Immediately the doctors took him from Ashley and me, he had to go to the NICU. The rage began to well. In that moment all of my control was gone. I realized how completely and totally powerless I was to help Jack. Outwardly I was calm, but my soul screamed with rage, anger, resentment, frustration and pain! My son less than an hour old was not dependent on me for life, but he was reliant on doctors and nurses and machines; me the father, the protector, had been replaced already. In Psalm 23 David writes “Even though I walk through the valley of the shadow of death, I will fear no evil.” I don’t know what David’s valley of death looked like, but for me this part of the 23rd Psalm will always and forever make me think of the NICU at MUSC. My anger started morphing into fear.
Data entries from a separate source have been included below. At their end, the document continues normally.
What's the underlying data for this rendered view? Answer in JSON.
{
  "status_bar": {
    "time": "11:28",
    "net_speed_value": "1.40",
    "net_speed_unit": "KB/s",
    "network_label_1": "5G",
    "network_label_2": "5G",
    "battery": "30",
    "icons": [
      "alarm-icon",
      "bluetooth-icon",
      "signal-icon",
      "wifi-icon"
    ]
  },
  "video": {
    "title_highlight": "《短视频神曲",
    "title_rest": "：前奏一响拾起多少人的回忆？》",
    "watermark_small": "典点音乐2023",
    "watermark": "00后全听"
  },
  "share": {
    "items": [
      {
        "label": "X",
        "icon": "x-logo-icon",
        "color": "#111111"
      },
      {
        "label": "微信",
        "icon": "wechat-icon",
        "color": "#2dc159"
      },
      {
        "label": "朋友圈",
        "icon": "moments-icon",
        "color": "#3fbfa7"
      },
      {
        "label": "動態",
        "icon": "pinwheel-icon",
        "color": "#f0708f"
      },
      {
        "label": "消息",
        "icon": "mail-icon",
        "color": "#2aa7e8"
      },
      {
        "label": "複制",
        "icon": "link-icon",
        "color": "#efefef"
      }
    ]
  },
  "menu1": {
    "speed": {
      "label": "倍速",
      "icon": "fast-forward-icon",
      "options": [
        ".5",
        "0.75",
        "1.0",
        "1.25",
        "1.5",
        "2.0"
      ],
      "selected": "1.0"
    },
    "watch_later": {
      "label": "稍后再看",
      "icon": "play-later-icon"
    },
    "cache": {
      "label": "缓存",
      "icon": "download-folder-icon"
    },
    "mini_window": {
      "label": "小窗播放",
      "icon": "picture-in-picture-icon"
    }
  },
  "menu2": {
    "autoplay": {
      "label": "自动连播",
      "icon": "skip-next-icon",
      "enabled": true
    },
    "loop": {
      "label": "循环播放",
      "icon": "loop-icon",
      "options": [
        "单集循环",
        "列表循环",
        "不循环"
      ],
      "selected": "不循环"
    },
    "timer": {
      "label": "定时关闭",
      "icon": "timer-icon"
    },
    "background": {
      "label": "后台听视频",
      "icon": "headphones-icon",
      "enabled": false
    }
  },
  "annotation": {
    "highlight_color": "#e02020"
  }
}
For the first time, I realized we might not bring our baby home. If I had started out my journey into fatherhood as Superman, a hero who could do it all, I was now the Incredible Hulk, a giant green rage monster. One of our greatest fears going into Jack’s birth was that he would require a tracheostomy, Ashley prayed and prayed that we could bring our baby home without a trach. Jack’s airways were too small for him to breathe on his own. He would need a trach to come home.
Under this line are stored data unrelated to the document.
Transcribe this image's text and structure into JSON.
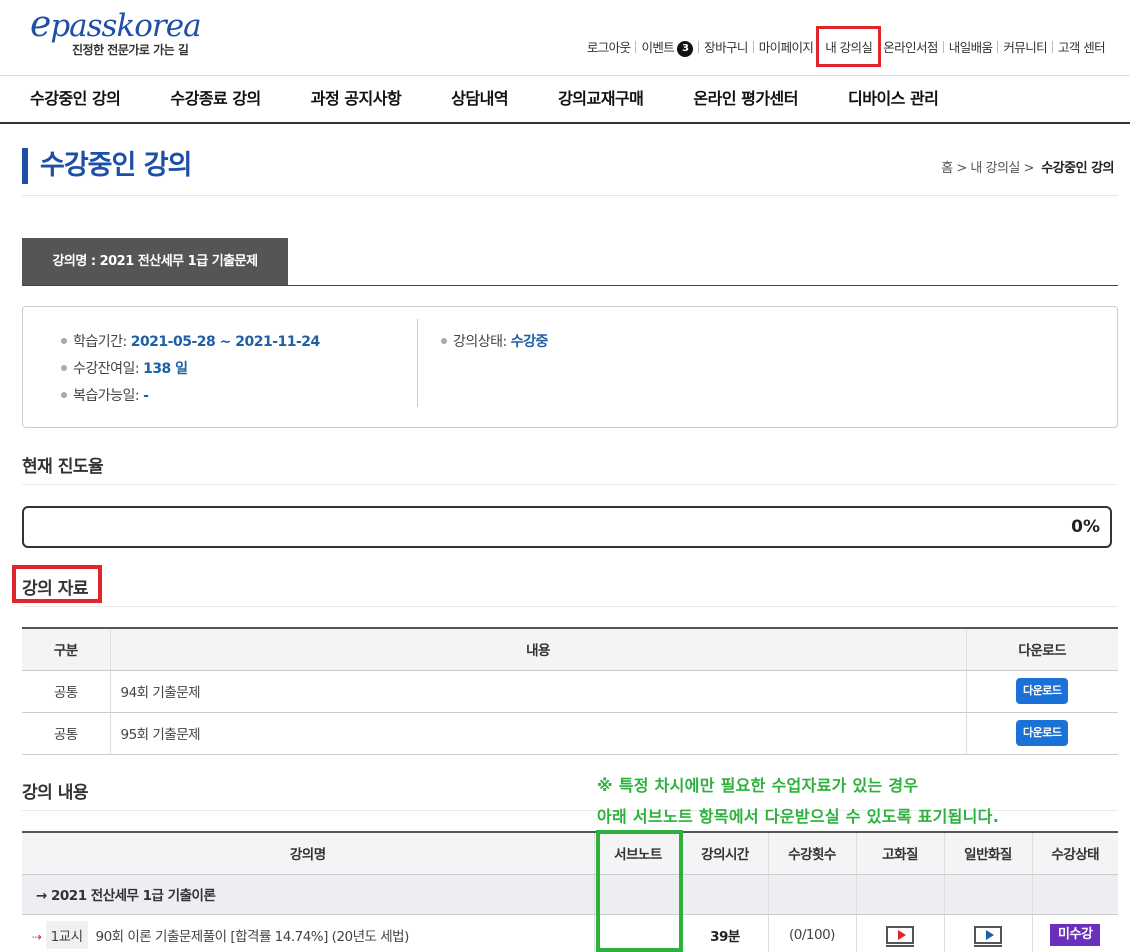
{
  "logo": {
    "brand": "passkorea",
    "brand_letter": "e",
    "tagline": "진정한 전문가로 가는 길"
  },
  "util_nav": [
    {
      "label": "로그아웃"
    },
    {
      "label": "이벤트",
      "badge": "3"
    },
    {
      "label": "장바구니"
    },
    {
      "label": "마이페이지"
    },
    {
      "label": "내 강의실",
      "highlight": true
    },
    {
      "label": "온라인서점"
    },
    {
      "label": "내일배움"
    },
    {
      "label": "커뮤니티"
    },
    {
      "label": "고객 센터"
    }
  ],
  "gnb": [
    "수강중인 강의",
    "수강종료 강의",
    "과정 공지사항",
    "상담내역",
    "강의교재구매",
    "온라인 평가센터",
    "디바이스 관리"
  ],
  "page": {
    "title": "수강중인 강의",
    "breadcrumb": {
      "home": "홈",
      "sep": ">",
      "parent": "내 강의실",
      "current": "수강중인 강의"
    }
  },
  "course": {
    "tab": "강의명 : 2021 전산세무 1급 기출문제",
    "period_label": "학습기간:",
    "period": "2021-05-28 ~ 2021-11-24",
    "remain_label": "수강잔여일:",
    "remain": "138 일",
    "review_label": "복습가능일:",
    "review": "-",
    "status_label": "강의상태:",
    "status": "수강중"
  },
  "progress": {
    "title": "현재 진도율",
    "value": 0,
    "label": "0%"
  },
  "materials": {
    "title": "강의 자료",
    "headers": [
      "구분",
      "내용",
      "다운로드"
    ],
    "rows": [
      {
        "type": "공통",
        "content": "94회 기출문제",
        "button": "다운로드"
      },
      {
        "type": "공통",
        "content": "95회 기출문제",
        "button": "다운로드"
      }
    ]
  },
  "lectures": {
    "title": "강의 내용",
    "note_line1": "※ 특정 차시에만 필요한 수업자료가 있는 경우",
    "note_line2": "아래 서브노트 항목에서 다운받으실 수 있도록 표기됩니다.",
    "headers": [
      "강의명",
      "서브노트",
      "강의시간",
      "수강횟수",
      "고화질",
      "일반화질",
      "수강상태"
    ],
    "group": "→ 2021 전산세무 1급 기출이론",
    "rows": [
      {
        "arrow": "⇢",
        "period": "1교시",
        "name": "90회 이론 기출문제풀이 [합격률 14.74%] (20년도 세법)",
        "subnote": "",
        "time": "39분",
        "count": "(0/100)",
        "status": "미수강"
      }
    ]
  },
  "colors": {
    "brand_blue": "#1e4fa8",
    "highlight_red": "#e0262b",
    "note_green": "#2bb13c",
    "status_purple": "#6a2fbd",
    "download_blue": "#1a72d6"
  }
}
Knowing then, that we had no choice, that I had no power, and that I had no control, I turned my child over to a surgeon for the first time. He wasn’t even a month old yet and he was having surgery. I mourned for him, not a mourning for the loss of life, but instead, I grieved for his loss of normality. From this moment on, Jack would be that kid, the different one, the one that stood out, the one that didn’t quite fit the mold. I was beginning to become an expert at anger. For the most part, I turned it inside. However when an occasion arose where I could release it on the doctors, I never hesitated. The anger was going away but a type of numbness was replacing it. It was becoming hard for me to truly feel anything.
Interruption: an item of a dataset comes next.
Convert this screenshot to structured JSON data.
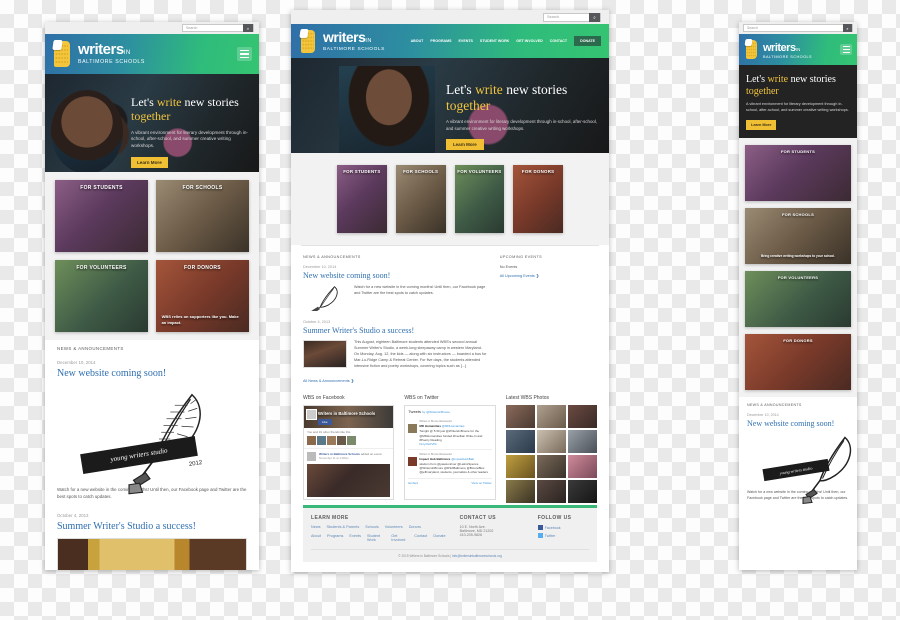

On top of dealing with all the emotions that come flooding at you in a situation like this, I was trying to figure out how to be father to child with a trach, who needed more medical care than I knew how to give. At this moment, I was more confused, more lost than I have ever been before, or since. All I could do was just live one second, one minute, one hour, one day, and one week at a time. Pretty soon the seconds, minutes, hours and days added up to six weeks and we took our baby home to face the world. Still scared and angry we drove home with Jack. Neither of us knew what to expect. We would take him home, love him, watch him grow, and hope that when the sun came up the next morning, our son was still alive. I was still angry; still confused; still helpless but, at least we were home, and could hold Jack and rock him in our chair in our living room. While I had stopped praying (I saw little utility in it; after all God hadn’t answered any of our prayers yet I thought), I still spoke with Him.

Mostly in quiet rage and unspoken anger I questioned Him: why had He done this to my family. Why could we be the perfect normal family? Why had he broken us so completely?